Let all teach with boldness
April 10, 2021
Now when they saw the boldness of Peter and John and realized that they were uneducated and ordinary men, they were amazed and recognized them as companions of Jesus. —Acts 4:13
There’s a lot to read into the description of Peter and John. The authorities seem surprised that “uneducated” people should be able to teach so effectively. It’s remarkable to the powerful people that “ordinary” people can be so bold, so effective.
In the last few years, I’ve been thinking about how we raise up leaders in the church. Ordained leaders are sent off to graduate school or to a substantial local formation program, but that’s almost always in addition to a full college education. This kind of learning is costly, both in time and money.
Many lay leaders are expected to engage in extensive learning programs such as Education for Ministry. In most Episcopal congregations, the leaders are nearly all college educated. Our congregations tend to skew toward the middle class and wealthy.
At least in the Episcopal Church, we don’t end up with many leaders who could be called “uneducated and ordinary.” Now, as a well-educated person, I certainly have nothing against education! And I am glad we welcome people of economic means into our churches.
I also know there are exceptions. Some leaders with diverse backgrounds have been celebrated in the church, and some congregations are more welcoming than others of the uneducated and ordinary people who seek to know Jesus. But all the data suggest that we have work to do for the body of Christ to match the diversity of society.
I’m left wondering if our church would be richer for celebrating the leadership gifts of “uneducated and ordinary” people. After all, wisdom is rarely correlated with educational attainment. Some of the best teachers of the Gospel I’ve known are people whose knowledge came from studying the scriptures and listening to sermons, not from seminars and graduate-level courses.

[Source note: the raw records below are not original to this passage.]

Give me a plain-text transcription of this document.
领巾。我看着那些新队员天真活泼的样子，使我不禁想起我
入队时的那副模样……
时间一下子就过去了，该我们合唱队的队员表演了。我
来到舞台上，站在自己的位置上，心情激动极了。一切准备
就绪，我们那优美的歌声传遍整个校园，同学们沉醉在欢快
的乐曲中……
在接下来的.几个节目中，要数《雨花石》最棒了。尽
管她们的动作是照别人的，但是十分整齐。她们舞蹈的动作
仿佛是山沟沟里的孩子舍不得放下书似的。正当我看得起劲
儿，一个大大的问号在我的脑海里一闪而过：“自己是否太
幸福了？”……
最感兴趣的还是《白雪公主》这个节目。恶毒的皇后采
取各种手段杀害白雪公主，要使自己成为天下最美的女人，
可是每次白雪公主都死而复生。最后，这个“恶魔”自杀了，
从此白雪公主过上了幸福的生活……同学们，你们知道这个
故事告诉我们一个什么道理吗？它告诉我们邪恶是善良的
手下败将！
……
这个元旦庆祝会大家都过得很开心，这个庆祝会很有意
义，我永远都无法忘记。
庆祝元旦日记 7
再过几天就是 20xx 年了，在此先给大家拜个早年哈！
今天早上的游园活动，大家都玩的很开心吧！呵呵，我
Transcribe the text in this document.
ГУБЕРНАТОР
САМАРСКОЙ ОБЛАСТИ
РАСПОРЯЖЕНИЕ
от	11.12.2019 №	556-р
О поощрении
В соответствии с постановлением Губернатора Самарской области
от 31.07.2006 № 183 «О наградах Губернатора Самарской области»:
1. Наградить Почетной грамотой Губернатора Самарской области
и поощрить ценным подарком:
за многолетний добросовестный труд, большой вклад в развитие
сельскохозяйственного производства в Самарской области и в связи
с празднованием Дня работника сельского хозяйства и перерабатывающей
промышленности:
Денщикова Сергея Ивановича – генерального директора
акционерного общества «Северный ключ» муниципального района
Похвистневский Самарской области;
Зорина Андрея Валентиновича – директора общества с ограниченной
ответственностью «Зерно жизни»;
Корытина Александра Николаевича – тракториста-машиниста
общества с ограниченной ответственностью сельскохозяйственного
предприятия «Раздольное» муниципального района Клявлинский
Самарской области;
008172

This is not a zero-sum world. We could still savor the learning that comes from a corps of clergy with graduate degrees while also savoring the teaching of those of different educational backgrounds. We could still welcome the wealthy while also making space for the poor. It shouldn’t be remarkable among the followers of Jesus that “uneducated and ordinary” would teach with boldness. I hope to see the church more open to a variety of gifts and backgrounds one day.